Alguma de suas colegas conquistou algum prêmio ou um destaque durante o curso?

Mariana Barros participou da competição internacional da Huawei, a ICT Competition. Conquistou junto à sua equipe o primeiro lugar nas etapas nacional, latinoamericana e mundial na trilha de Cloud Computing. Também foi selecionada para participar do programa de intercâmbio da Huawei, “Seeds For The Future” e fazer uma excursão virtual pela galeria de 5G da Huawei na China.

Cientistas inspiradoras marcaram História

Ao longo da história, muitas mulheres deram contribuição fundamental à ciência. Muitas foram ocultas da notoriedade em favor de colegas homens. Outras, conseguiram, apenas de tudo se destacar. Eis algumas delas, figuras de inspiração para meninas e mulheres de hoje.

MARIE CURIE (1867-1934): Vencedora não de um, mas de dois prêmios Nobel (e em áreas diferentes: física, em 1903, e química, em 1911), a polonesa viveu numa época e país em que as instituições de ensino superior nem aceitavam mulheres. Acabou cursando química, física e matemática em Paris, a partir de 1891. Ela cunhou o termo radioatividade e estudou o fenômeno e descobriu, em 1898, os elementos polônio e rádio. Como ainda eram desconhecidos os perigos da radiação, ela não usava roupas protetoras e a contaminação acabou matando-a em 1934.

KATHERINE JOHNSON (1918-2020): O filme “Estrelas Além do Tempo” acabou popularizando a história de Katherine e outras matemáticas negras que eram os computadores da Nasa nos anos 1950, fazendo os cálculos para levar e trazer com segurança do espaço os primeiros astronautas. Essas matemáticas sofriam segregação dentro da agência espacial, obrigadas a trabalhar longe dos brancos e usar banheiros só para negros. Katherine superou tudo isso e era mais confiável que os nascentes computadores.

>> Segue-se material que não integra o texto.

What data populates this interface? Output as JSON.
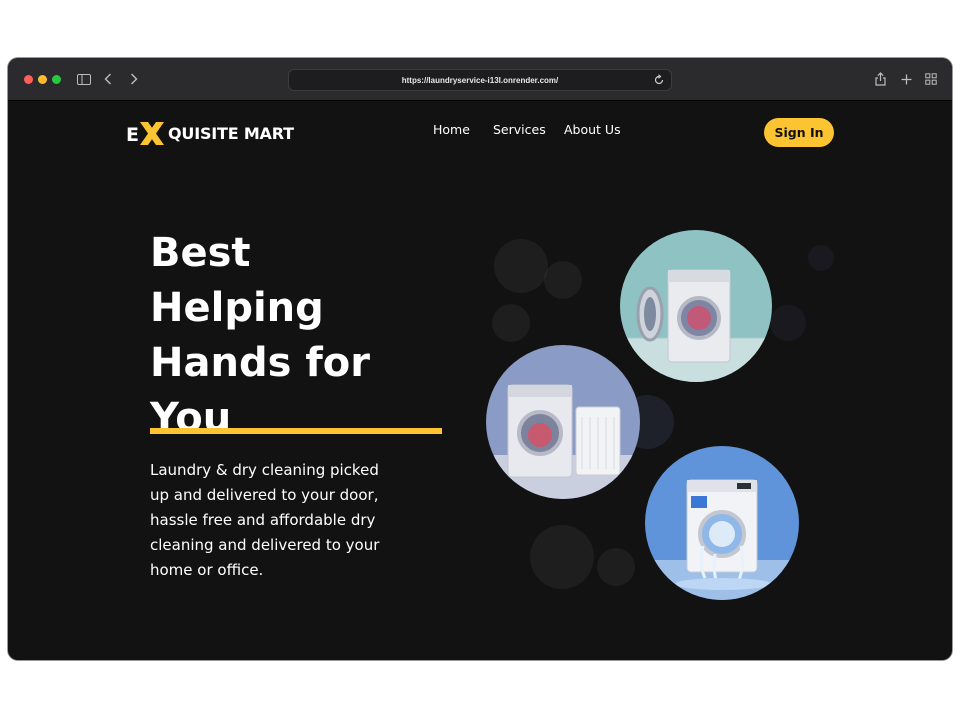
{
  "browser": {
    "url": "https://laundryservice-i13l.onrender.com/"
  },
  "site": {
    "logo": {
      "mark": "X",
      "prefix": "E",
      "suffix": "QUISITE MART"
    },
    "nav": [
      "Home",
      "Services",
      "About Us"
    ],
    "signin_label": "Sign In",
    "accent": "#fbc430"
  },
  "hero": {
    "title_lines": [
      "Best",
      "Helping",
      "Hands for",
      "You"
    ],
    "description": "Laundry & dry cleaning picked up and delivered to your door, hassle free and affordable dry cleaning and delivered to your home or office."
  },
  "images": [
    {
      "name": "washer-open-door-photo",
      "bg": "#8fc3c3"
    },
    {
      "name": "washer-with-hamper-photo",
      "bg": "#8a9bc6"
    },
    {
      "name": "washer-splash-photo",
      "bg": "#5f93da"
    }
  ]
}
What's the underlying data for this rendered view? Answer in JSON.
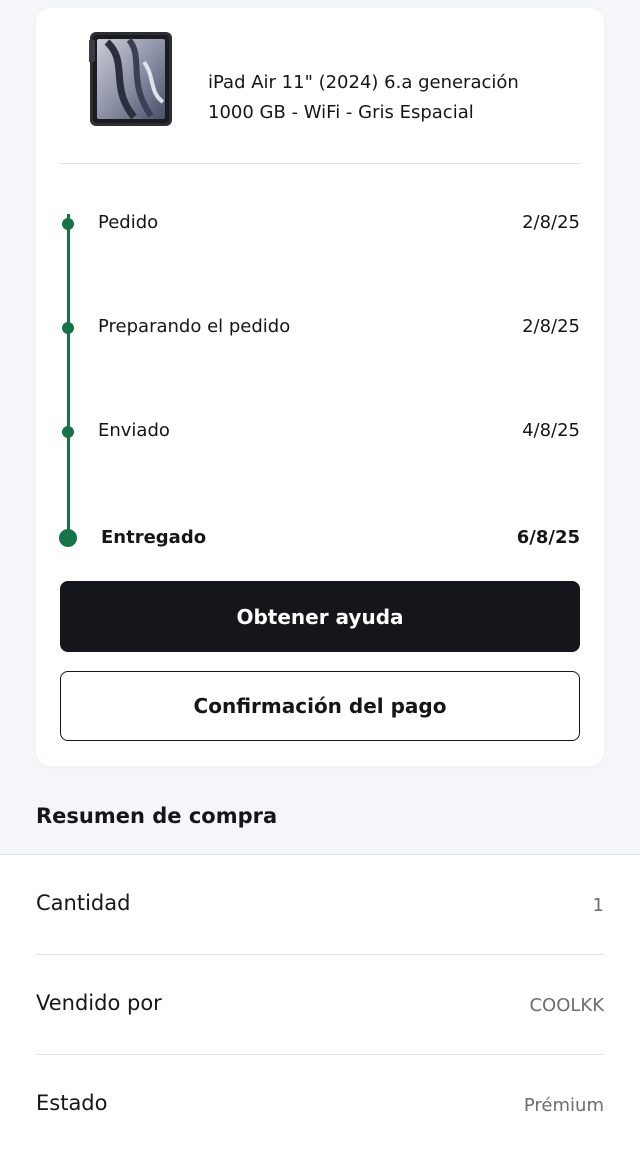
{
  "product": {
    "name_line1": "iPad Air 11\" (2024) 6.a generación",
    "name_line2": "1000 GB - WiFi - Gris Espacial",
    "image_icon": "ipad-product-image"
  },
  "timeline": {
    "steps": [
      {
        "label": "Pedido",
        "date": "2/8/25"
      },
      {
        "label": "Preparando el pedido",
        "date": "2/8/25"
      },
      {
        "label": "Enviado",
        "date": "4/8/25"
      },
      {
        "label": "Entregado",
        "date": "6/8/25"
      }
    ],
    "accent_color": "#17734a"
  },
  "actions": {
    "help_label": "Obtener ayuda",
    "payment_label": "Confirmación del pago"
  },
  "summary": {
    "title": "Resumen de compra",
    "rows": [
      {
        "label": "Cantidad",
        "value": "1"
      },
      {
        "label": "Vendido por",
        "value": "COOLKK"
      },
      {
        "label": "Estado",
        "value": "Prémium"
      }
    ]
  }
}
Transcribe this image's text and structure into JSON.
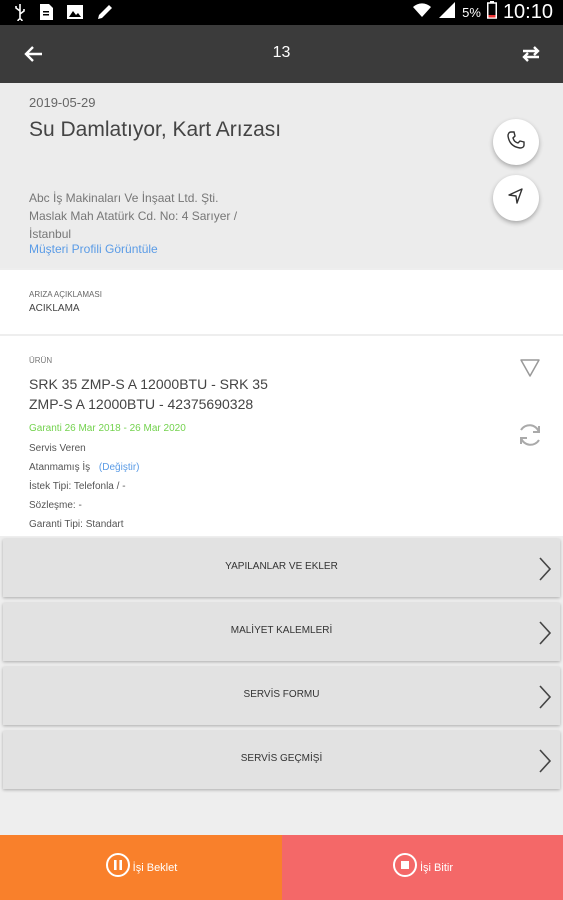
{
  "status_bar": {
    "battery_percent": "5%",
    "time": "10:10",
    "icons": [
      "usb-icon",
      "sd-card-icon",
      "image-icon",
      "pencil-icon",
      "wifi-icon",
      "signal-icon",
      "battery-icon"
    ]
  },
  "toolbar": {
    "title": "13",
    "icons": [
      "back-arrow-icon",
      "swap-icon"
    ]
  },
  "header": {
    "date": "2019-05-29",
    "title": "Su Damlatıyor, Kart Arızası",
    "company": "Abc İş Makinaları Ve İnşaat Ltd. Şti.",
    "address": "Maslak Mah Atatürk Cd. No: 4 Sarıyer / İstanbul",
    "profile_link": "Müşteri Profili Görüntüle",
    "actions": [
      "phone-icon",
      "navigation-icon"
    ]
  },
  "description": {
    "label": "ARIZA AÇIKLAMASI",
    "value": "ACIKLAMA"
  },
  "product": {
    "label": "ÜRÜN",
    "name": "SRK 35 ZMP-S A 12000BTU - SRK 35 ZMP-S A 12000BTU - 42375690328",
    "warranty": "Garanti 26 Mar 2018 - 26 Mar 2020",
    "service_provider": "Servis Veren",
    "unassigned": "Atanmamış İş",
    "change_link": "(Değiştir)",
    "request_type": "İstek Tipi: Telefonla / -",
    "contract": "Sözleşme: -",
    "warranty_type": "Garanti Tipi: Standart"
  },
  "sections": [
    {
      "label": "YAPILANLAR VE EKLER"
    },
    {
      "label": "MALİYET KALEMLERİ"
    },
    {
      "label": "SERVİS FORMU"
    },
    {
      "label": "SERVİS GEÇMİŞİ"
    }
  ],
  "bottom_bar": {
    "hold_label": "İşi Beklet",
    "finish_label": "İşi Bitir",
    "hold_color": "#f9802b",
    "finish_color": "#f46868"
  },
  "colors": {
    "toolbar": "#3b3b3b",
    "link": "#5a9be6",
    "warranty": "#73d24e"
  }
}
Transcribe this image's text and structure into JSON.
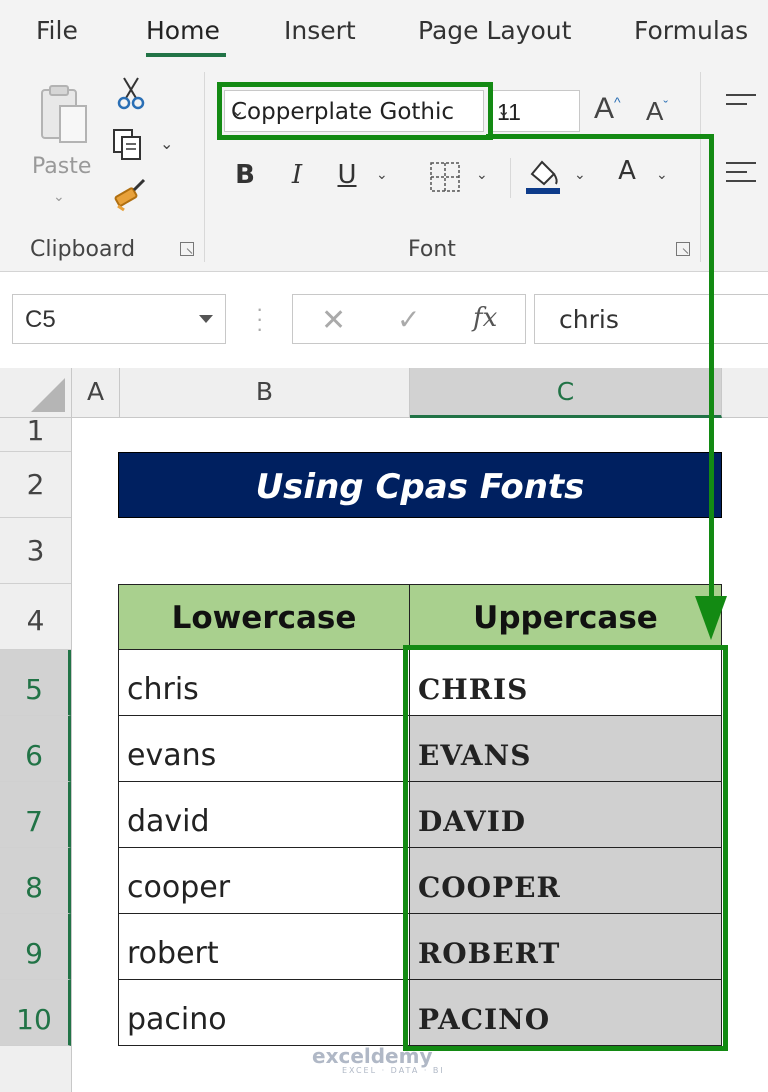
{
  "ribbon_tabs": [
    "File",
    "Home",
    "Insert",
    "Page Layout",
    "Formulas"
  ],
  "clipboard": {
    "paste_label": "Paste",
    "group_label": "Clipboard",
    "icons": [
      "paste-icon",
      "cut-icon",
      "copy-icon",
      "format-painter-icon"
    ]
  },
  "font": {
    "font_name": "Copperplate Gothic",
    "font_size": "11",
    "group_label": "Font",
    "grow_label": "A",
    "shrink_label": "A",
    "bold": "B",
    "italic": "I",
    "underline": "U",
    "font_color": "A"
  },
  "formula_bar": {
    "cell_ref": "C5",
    "fx": "fx",
    "value": "chris"
  },
  "columns": [
    "A",
    "B",
    "C"
  ],
  "rows": [
    "1",
    "2",
    "3",
    "4",
    "5",
    "6",
    "7",
    "8",
    "9",
    "10"
  ],
  "sheet": {
    "title": "Using Cpas Fonts",
    "headers": [
      "Lowercase",
      "Uppercase"
    ],
    "data": [
      {
        "lower": "chris",
        "upper": "CHRIS"
      },
      {
        "lower": "evans",
        "upper": "EVANS"
      },
      {
        "lower": "david",
        "upper": "DAVID"
      },
      {
        "lower": "cooper",
        "upper": "COOPER"
      },
      {
        "lower": "robert",
        "upper": "ROBERT"
      },
      {
        "lower": "pacino",
        "upper": "PACINO"
      }
    ]
  },
  "colors": {
    "accent_green": "#217346",
    "title_bg": "#002060",
    "header_bg": "#a9d08e",
    "annotation_green": "#138a13",
    "selection_grey": "#d0d0d0"
  },
  "watermark": {
    "brand": "exceldemy",
    "tagline": "EXCEL · DATA · BI"
  }
}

HEDY LAMARR (1914-2000): A austríaca foi uma das mulheres mais lindas de Hollywood, estrelando filmes como o épico “Sansão e Dalila” (1949). Mas ela também foi uma inventora, e criou um sistema de comunicações na II Guerra Mundial que tinha por objetivo disfarças as transmissões para evitar que fossem captadas pelos nazistas, mas serviu também como base para a tecnologia dos telefones celulares e transmissões wi-fi que temos hoje.